It shares the same back-end electronics as the ROB under testing, as well as an extended version of the control software used in the commissioning, which has been contributed as part of this thesis.
Further details about the DAQ system and software are given in the following sections.
The main functionality of the FE-Tester is the injection of calibrated charge pulses into the \num{2048} PACIFIC channels of the examined ROB.
It is thus possible to verify the functioning of each channel by comparing the detected signal amplitude with the expected value, as well as evaluating the noise level.
In addition, the FE-Tester allows for the independent charge injection into selected channels, thereby enabling the detection of short-circuited channels.
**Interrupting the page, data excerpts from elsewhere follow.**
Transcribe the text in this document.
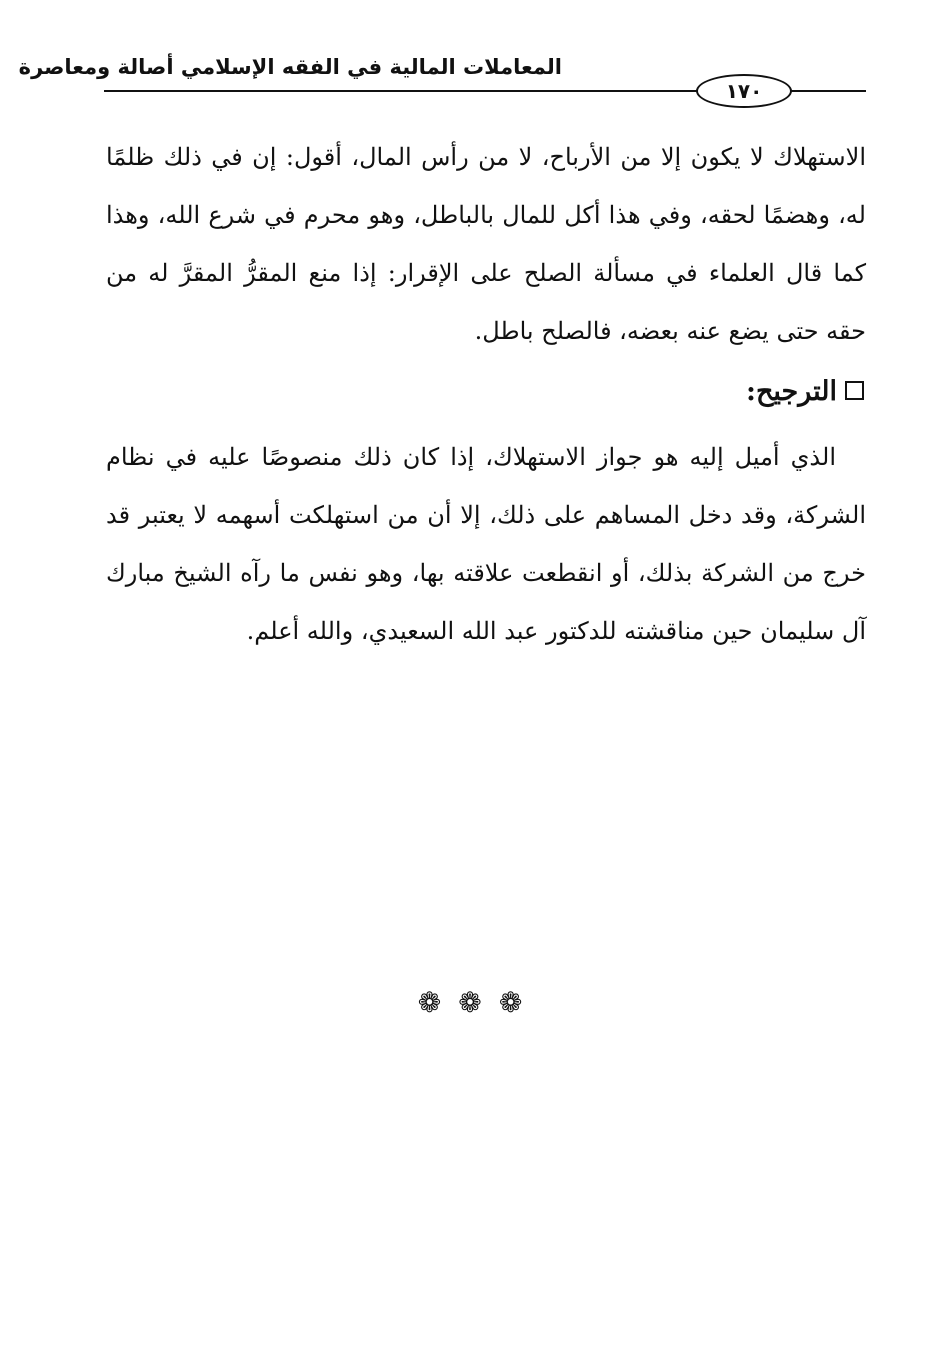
المعاملات المالية في الفقه الإسلامي أصالة ومعاصرة
١٧٠

الاستهلاك لا يكون إلا من الأرباح، لا من رأس المال، أقول: إن في ذلك ظلمًا له، وهضمًا لحقه، وفي هذا أكل للمال بالباطل، وهو محرم في شرع الله، وهذا كما قال العلماء في مسألة الصلح على الإقرار: إذا منع المقرُّ المقرَّ له من حقه حتى يضع عنه بعضه، فالصلح باطل.

الترجيح:

الذي أميل إليه هو جواز الاستهلاك، إذا كان ذلك منصوصًا عليه في نظام الشركة، وقد دخل المساهم على ذلك، إلا أن من استهلكت أسهمه لا يعتبر قد خرج من الشركة بذلك، أو انقطعت علاقته بها، وهو نفس ما رآه الشيخ مبارك آل سليمان حين مناقشته للدكتور عبد الله السعيدي، والله أعلم.

❁ ❁ ❁
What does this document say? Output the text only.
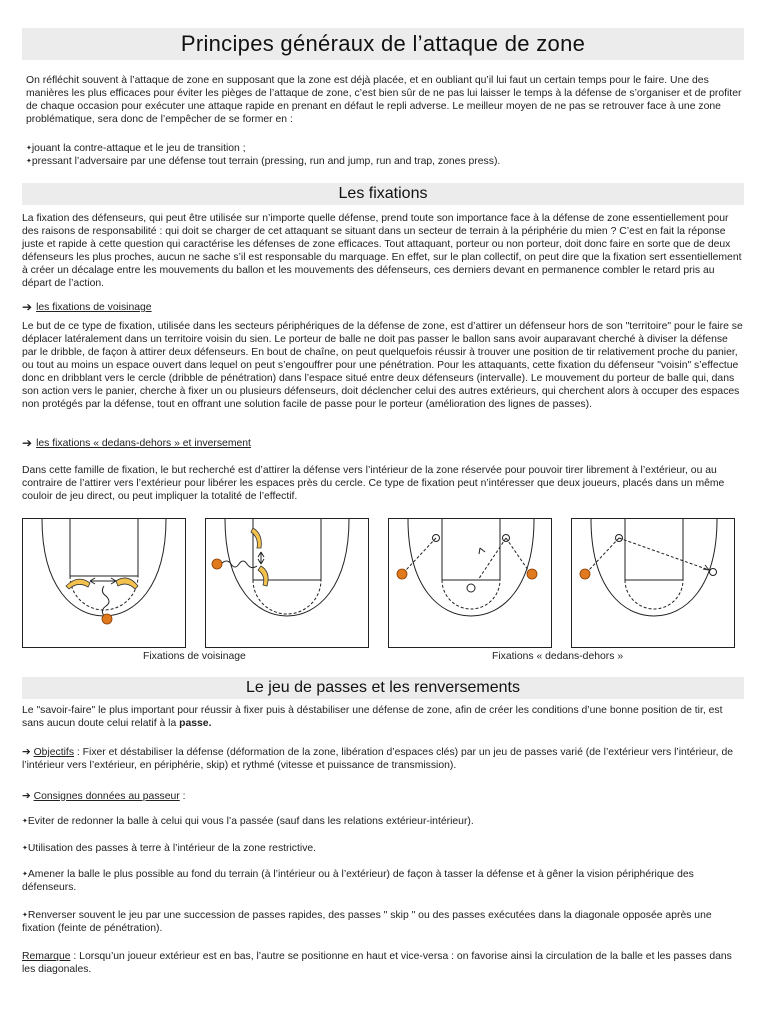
Principes généraux de l’attaque de zone

On réfléchit souvent à l’attaque de zone en supposant que la zone est déjà placée, et en oubliant qu’il lui faut un certain temps pour le faire. Une des manières les plus efficaces pour éviter les pièges de l’attaque de zone, c’est bien sûr de ne pas lui laisser le temps à la défense de s’organiser et de profiter de chaque occasion pour exécuter une attaque rapide en prenant en défaut le repli adverse. Le meilleur moyen de ne pas se retrouver face à une zone problématique, sera donc de l’empêcher de se former en :

✦ jouant la contre-attaque et le jeu de transition ;
✦ pressant l’adversaire par une défense tout terrain (pressing, run and jump, run and trap, zones press).
Les fixations

La fixation des défenseurs, qui peut être utilisée sur n’importe quelle défense, prend toute son importance face à la défense de zone essentiellement pour des raisons de responsabilité : qui doit se charger de cet attaquant se situant dans un secteur de terrain à la périphérie du mien ? C’est en fait la réponse juste et rapide à cette question qui caractérise les défenses de zone efficaces. Tout attaquant, porteur ou non porteur, doit donc faire en sorte que de deux défenseurs les plus proches, aucun ne sache s’il est responsable du marquage. En effet, sur le plan collectif, on peut dire que la fixation sert essentiellement à créer un décalage entre les mouvements du ballon et les mouvements des défenseurs, ces derniers devant en permanence combler le retard pris au départ de l’action.

➔ les fixations de voisinage

Le but de ce type de fixation, utilisée dans les secteurs périphériques de la défense de zone, est d’attirer un défenseur hors de son "territoire" pour le faire se déplacer latéralement dans un territoire voisin du sien. Le porteur de balle ne doit pas passer le ballon sans avoir auparavant cherché à diviser la défense par le dribble, de façon à attirer deux défenseurs. En bout de chaîne, on peut quelquefois réussir à trouver une position de tir relativement proche du panier, ou tout au moins un espace ouvert dans lequel on peut s’engouffrer pour une pénétration. Pour les attaquants, cette fixation du défenseur "voisin" s’effectue donc en dribblant vers le cercle (dribble de pénétration) dans l’espace situé entre deux défenseurs (intervalle). Le mouvement du porteur de balle qui, dans son action vers le panier, cherche à fixer un ou plusieurs défenseurs, doit déclencher celui des autres extérieurs, qui cherchent alors à occuper des espaces non protégés par la défense, tout en offrant une solution facile de passe pour le porteur (amélioration des lignes de passes).

➔ les fixations « dedans-dehors » et inversement

Dans cette famille de fixation, le but recherché est d’attirer la défense vers l’intérieur de la zone réservée pour pouvoir tirer librement à l’extérieur, ou au contraire de l’attirer vers l’extérieur pour libérer les espaces près du cercle. Ce type de fixation peut n’intéresser que deux joueurs, placés dans un même couloir de jeu direct, ou peut impliquer la totalité de l’effectif.

Fixations de voisinage	Fixations « dedans-dehors »
Le jeu de passes et les renversements

Le "savoir-faire" le plus important pour réussir à fixer puis à déstabiliser une défense de zone, afin de créer les conditions d’une bonne position de tir, est sans aucun doute celui relatif à la passe.

➔ Objectifs : Fixer et déstabiliser la défense (déformation de la zone, libération d’espaces clés) par un jeu de passes varié (de l’extérieur vers l’intérieur, de l’intérieur vers l’extérieur, en périphérie, skip) et rythmé (vitesse et puissance de transmission).

➔ Consignes données au passeur :

✦ Eviter de redonner la balle à celui qui vous l’a passée (sauf dans les relations extérieur-intérieur).

✦ Utilisation des passes à terre à l’intérieur de la zone restrictive.

✦ Amener la balle le plus possible au fond du terrain (à l’intérieur ou à l’extérieur) de façon à tasser la défense et à gêner la vision périphérique des défenseurs.

✦ Renverser souvent le jeu par une succession de passes rapides, des passes " skip " ou des passes exécutées dans la diagonale opposée après une fixation (feinte de pénétration).

Remarque : Lorsqu’un joueur extérieur est en bas, l’autre se positionne en haut et vice-versa : on favorise ainsi la circulation de la balle et les passes dans les diagonales.
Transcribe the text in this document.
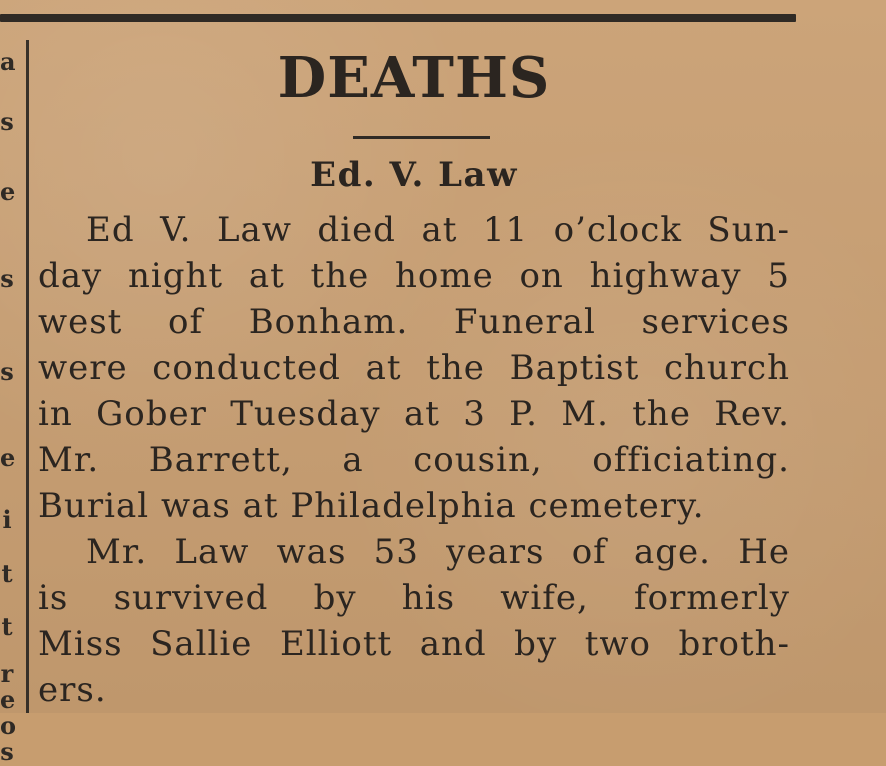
a
s
e
s
s
e
i
t
t
r
e
o
s
DEATHS
Ed. V. Law
Ed V. Law died at 11 o’clock Sun-
day night at the home on highway 5
west of Bonham. Funeral services
were conducted at the Baptist church
in Gober Tuesday at 3 P. M. the Rev.
Mr. Barrett, a cousin, officiating.
Burial was at Philadelphia cemetery.
Mr. Law was 53 years of age. He
is survived by his wife, formerly
Miss Sallie Elliott and by two broth-
ers.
The connection to the PACIFIC channels is established via the same 80-pins, \qty{0.5}{\milli\meter} pitch connectors used for connecting the SiPM arrays (see \cref{sec:sipm}).
However, defects of these high density connectors are to be expected after about \num{50} mating cycles.
Therefore, an interconnected adapter board (connector saver) is utilised to allow for the testing of the larger number of ROBs.
Besides from the main test sequence involving the charge injection from the FE-Tester, each ROB is subject to a series of further checks while being mounted on the test stand.
These include the reading of hardware IDs of the individual components like GBTX and SCA ASICs.
By comparing them with the expected values as stored in a database during the assembly of the ROB, it is assured that only intended boards and components are used.
Furthermore, the ROBs are prepared for the following commissioning on the C-Frame by programming the FPGAs with later firmware versions, while also testing the programming functionality itself.
The commissioning preparations also include a (pre-)calibration of the temperature and voltage monitoring circuits.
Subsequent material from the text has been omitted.